For the reasons stated herein, the court finds plaintiff’s claim barred by the doctrine of laches and also that the ABCMR’s decision was according to law and supported by substantial evidence. Therefore, defendant’s motion for summary judgment is granted, as no material facts are in dispute and defendant is entitled to judgment as a matter of law. Plaintiff’s opposition to and cross-motion for summary judgment is denied. Case dismissed without costs.

IT IS SO ORDERED.

. Defendant points out that plaintiffs three ABCMR applications were reviewed by three different panels composed of a total of nine different individuals.

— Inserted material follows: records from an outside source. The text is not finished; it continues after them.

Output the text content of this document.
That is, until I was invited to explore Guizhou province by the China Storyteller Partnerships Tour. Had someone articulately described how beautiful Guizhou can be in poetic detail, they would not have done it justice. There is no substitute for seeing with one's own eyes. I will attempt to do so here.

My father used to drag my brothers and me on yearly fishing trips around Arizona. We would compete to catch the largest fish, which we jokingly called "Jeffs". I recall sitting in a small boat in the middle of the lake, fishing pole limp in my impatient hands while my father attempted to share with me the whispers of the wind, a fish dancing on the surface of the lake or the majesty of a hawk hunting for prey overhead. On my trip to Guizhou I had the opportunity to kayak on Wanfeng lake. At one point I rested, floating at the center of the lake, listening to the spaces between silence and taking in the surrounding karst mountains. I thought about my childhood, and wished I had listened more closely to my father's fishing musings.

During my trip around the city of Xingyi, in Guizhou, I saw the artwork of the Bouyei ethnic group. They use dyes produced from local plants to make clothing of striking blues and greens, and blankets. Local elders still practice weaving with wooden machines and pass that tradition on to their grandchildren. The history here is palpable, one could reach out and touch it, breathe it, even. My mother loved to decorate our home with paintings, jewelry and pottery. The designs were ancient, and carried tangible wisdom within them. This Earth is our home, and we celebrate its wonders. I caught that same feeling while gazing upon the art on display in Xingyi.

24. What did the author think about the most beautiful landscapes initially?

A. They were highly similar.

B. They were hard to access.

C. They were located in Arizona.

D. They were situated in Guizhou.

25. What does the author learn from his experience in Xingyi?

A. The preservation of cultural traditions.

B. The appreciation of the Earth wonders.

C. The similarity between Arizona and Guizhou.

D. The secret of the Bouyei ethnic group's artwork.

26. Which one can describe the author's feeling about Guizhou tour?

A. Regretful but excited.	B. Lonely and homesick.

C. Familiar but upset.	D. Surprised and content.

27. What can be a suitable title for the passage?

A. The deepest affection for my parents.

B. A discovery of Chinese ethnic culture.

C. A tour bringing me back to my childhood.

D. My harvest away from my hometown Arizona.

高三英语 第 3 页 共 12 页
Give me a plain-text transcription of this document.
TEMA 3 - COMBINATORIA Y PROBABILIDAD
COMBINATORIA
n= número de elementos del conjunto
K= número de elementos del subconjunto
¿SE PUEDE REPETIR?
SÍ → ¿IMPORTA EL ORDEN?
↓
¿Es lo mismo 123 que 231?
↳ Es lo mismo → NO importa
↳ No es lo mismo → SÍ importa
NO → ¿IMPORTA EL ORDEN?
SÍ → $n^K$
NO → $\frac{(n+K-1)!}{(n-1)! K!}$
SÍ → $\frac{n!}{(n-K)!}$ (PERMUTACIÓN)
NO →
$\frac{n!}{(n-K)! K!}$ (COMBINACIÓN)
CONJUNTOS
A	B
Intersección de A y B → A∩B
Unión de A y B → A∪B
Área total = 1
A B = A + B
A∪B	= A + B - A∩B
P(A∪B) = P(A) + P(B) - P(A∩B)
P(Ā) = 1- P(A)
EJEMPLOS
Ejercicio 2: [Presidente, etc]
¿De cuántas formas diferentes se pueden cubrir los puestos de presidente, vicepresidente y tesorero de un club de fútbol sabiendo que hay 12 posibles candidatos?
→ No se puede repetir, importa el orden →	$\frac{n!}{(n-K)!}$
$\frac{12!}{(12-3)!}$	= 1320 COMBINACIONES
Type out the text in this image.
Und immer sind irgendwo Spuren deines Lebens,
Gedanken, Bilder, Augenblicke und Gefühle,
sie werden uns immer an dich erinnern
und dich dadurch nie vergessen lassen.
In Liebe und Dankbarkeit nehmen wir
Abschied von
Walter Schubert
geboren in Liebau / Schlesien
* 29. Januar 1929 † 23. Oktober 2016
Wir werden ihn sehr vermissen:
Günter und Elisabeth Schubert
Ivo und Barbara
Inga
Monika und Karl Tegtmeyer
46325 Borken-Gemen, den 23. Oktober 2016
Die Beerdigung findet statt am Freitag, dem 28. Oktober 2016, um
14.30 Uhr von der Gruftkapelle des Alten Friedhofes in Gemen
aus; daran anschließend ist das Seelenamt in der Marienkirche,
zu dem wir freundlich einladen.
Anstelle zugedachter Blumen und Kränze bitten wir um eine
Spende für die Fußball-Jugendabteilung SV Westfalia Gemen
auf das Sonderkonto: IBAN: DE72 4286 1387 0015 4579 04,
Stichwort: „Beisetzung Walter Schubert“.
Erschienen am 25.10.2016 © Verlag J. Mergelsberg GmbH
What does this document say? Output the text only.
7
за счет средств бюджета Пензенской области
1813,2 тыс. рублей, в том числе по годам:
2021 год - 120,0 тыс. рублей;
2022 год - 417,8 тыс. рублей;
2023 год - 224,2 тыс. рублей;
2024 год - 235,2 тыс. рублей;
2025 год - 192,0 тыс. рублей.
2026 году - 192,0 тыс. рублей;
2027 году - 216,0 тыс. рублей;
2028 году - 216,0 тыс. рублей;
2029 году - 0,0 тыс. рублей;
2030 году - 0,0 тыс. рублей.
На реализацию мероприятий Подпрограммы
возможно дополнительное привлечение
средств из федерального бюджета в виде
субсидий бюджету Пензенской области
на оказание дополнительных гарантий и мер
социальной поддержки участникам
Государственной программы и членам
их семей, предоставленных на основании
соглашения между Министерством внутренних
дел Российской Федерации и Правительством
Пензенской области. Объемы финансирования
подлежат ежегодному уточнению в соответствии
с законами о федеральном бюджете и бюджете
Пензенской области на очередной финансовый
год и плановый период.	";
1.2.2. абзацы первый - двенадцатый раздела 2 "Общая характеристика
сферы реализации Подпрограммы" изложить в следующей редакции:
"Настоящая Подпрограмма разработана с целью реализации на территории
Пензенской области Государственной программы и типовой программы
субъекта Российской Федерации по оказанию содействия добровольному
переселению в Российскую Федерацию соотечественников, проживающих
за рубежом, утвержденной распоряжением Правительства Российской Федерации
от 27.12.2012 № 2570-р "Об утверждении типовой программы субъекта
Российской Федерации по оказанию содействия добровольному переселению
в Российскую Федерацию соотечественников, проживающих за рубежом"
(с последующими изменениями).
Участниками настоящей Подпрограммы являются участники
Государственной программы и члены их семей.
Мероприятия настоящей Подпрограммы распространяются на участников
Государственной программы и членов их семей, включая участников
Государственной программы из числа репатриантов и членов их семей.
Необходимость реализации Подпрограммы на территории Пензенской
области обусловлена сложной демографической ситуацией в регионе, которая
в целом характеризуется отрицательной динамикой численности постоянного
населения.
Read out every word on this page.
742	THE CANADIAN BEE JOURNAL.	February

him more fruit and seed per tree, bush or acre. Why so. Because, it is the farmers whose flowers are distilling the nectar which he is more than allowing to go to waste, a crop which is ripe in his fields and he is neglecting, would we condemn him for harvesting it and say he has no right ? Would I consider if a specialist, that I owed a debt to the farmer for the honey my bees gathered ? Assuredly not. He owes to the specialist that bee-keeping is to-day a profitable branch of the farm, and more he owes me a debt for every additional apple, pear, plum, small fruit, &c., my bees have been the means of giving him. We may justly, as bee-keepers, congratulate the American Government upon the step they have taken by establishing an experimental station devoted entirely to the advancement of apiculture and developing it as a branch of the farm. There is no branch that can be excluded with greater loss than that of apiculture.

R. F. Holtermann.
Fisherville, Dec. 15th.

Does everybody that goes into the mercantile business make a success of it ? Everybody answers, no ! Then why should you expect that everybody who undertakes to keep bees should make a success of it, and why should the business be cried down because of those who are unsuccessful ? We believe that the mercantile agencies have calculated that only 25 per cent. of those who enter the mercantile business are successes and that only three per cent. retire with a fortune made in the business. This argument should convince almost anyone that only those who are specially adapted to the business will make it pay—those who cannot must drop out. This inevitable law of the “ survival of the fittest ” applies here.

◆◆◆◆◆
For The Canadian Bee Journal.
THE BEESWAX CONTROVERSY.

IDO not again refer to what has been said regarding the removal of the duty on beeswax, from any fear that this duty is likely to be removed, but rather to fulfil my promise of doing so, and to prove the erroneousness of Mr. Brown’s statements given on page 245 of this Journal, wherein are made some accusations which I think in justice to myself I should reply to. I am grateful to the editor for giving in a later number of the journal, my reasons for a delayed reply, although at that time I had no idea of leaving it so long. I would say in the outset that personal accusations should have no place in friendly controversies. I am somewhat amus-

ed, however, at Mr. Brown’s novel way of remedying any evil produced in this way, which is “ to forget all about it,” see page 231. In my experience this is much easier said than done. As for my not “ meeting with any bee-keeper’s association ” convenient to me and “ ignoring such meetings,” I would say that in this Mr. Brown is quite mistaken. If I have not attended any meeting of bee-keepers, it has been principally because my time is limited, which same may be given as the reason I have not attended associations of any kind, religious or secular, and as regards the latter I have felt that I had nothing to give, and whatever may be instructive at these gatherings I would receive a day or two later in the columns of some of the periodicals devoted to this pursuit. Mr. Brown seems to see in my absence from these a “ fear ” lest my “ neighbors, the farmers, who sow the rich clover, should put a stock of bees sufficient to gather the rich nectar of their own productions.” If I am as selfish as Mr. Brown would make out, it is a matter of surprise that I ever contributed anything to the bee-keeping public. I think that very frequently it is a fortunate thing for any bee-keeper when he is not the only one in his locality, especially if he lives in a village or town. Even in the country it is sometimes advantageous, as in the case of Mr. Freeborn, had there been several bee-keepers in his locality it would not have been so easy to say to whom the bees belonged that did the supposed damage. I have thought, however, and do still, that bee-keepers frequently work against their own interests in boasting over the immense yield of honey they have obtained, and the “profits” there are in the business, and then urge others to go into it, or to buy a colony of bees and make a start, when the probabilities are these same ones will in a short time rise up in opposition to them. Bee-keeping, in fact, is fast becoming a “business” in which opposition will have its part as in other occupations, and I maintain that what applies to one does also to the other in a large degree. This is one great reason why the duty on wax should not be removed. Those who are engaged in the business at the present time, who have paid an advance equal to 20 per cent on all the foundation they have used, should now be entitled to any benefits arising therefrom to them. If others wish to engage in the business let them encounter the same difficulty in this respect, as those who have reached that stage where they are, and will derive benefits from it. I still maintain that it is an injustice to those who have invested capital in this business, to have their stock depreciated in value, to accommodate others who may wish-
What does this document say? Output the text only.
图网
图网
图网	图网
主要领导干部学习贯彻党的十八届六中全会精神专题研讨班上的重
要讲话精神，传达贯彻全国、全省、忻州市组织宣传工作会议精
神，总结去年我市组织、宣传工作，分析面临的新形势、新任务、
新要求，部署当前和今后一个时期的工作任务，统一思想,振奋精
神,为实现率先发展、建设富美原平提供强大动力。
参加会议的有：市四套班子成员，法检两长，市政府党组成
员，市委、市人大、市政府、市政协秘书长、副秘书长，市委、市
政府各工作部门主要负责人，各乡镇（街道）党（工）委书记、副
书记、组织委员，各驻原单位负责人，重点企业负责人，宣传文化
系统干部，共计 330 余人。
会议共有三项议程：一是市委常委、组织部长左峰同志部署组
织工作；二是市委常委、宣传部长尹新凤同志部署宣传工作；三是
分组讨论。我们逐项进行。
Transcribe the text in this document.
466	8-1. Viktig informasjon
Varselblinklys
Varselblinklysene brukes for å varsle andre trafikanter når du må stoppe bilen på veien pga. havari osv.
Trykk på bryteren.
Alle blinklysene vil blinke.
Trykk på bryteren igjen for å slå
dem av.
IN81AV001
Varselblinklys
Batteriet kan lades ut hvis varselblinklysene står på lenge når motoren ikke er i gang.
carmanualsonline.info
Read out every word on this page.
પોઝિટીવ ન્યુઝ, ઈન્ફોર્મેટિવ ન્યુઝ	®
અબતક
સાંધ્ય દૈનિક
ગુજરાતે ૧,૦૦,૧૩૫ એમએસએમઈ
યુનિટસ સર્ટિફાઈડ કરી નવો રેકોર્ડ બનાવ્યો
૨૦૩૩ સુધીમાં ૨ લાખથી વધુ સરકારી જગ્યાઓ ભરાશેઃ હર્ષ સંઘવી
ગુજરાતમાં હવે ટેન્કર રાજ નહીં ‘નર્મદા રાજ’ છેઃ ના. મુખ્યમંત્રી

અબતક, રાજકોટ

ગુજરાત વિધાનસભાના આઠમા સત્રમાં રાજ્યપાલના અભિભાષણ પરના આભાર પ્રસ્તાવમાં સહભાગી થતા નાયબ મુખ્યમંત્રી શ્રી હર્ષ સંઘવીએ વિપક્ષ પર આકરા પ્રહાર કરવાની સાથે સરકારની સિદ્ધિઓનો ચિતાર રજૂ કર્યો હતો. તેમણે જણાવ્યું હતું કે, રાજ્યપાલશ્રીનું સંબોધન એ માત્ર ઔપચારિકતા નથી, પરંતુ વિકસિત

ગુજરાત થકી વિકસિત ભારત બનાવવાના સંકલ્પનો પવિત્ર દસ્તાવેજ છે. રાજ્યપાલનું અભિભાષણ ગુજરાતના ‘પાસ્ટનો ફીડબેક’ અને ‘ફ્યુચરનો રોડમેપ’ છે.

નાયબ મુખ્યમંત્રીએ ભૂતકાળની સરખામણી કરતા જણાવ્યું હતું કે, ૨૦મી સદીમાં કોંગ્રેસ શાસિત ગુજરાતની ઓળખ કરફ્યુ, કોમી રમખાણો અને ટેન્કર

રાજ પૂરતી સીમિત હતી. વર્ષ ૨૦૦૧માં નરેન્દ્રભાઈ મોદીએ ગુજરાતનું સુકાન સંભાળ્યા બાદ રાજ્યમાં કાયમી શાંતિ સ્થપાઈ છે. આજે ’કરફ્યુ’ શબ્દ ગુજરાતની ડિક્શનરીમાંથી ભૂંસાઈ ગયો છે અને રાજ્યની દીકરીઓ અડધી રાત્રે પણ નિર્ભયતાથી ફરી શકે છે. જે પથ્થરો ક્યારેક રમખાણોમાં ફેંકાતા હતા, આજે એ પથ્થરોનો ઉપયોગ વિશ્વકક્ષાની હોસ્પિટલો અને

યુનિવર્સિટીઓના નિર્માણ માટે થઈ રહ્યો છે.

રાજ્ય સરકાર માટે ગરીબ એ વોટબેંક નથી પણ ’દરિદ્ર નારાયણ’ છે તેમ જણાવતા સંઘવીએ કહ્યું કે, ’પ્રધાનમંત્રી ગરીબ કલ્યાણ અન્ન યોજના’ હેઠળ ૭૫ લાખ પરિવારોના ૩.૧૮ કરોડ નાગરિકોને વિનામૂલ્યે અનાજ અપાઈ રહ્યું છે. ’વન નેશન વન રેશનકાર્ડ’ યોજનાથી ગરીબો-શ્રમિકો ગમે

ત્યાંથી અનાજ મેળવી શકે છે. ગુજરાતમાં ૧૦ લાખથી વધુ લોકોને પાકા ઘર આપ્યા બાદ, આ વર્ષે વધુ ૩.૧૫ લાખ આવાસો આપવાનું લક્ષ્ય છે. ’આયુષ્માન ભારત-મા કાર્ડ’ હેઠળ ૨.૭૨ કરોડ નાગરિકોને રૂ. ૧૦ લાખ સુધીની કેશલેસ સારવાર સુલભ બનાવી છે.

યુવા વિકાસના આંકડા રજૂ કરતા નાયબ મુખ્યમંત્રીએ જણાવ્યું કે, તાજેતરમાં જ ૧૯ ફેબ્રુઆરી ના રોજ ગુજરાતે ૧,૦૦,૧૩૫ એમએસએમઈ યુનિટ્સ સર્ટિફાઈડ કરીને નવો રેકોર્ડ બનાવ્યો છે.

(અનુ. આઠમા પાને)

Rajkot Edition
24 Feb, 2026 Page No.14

. Plaintiff in his complaint cites the governing regulation AR 623-105, ¶ 4-2(a)(4), dated January 4, 1968, which provided:

Evaluation by raters and indorsers must be based upon observation or information of the rated officer in a typical performance of duty and should cover his failures as well as his useful accomplishments. Evaluations must not be based upon a few isolated striking incidents (emphasis added).
Plaintiff alleges that the 1968 OER focused on one negative incident, and therefore his reviews for promotion, which took into account the OER, were not made on a fair and equitable basis as required by 10 U.S.C. § 3443(c). This is the reversible legal error upon which plaintiff bases his claim for reinstatement and backpay.

. See supra note 2 for a statement of the statute and regulation that plaintiff alleges were violated in issuing the 1968 OER.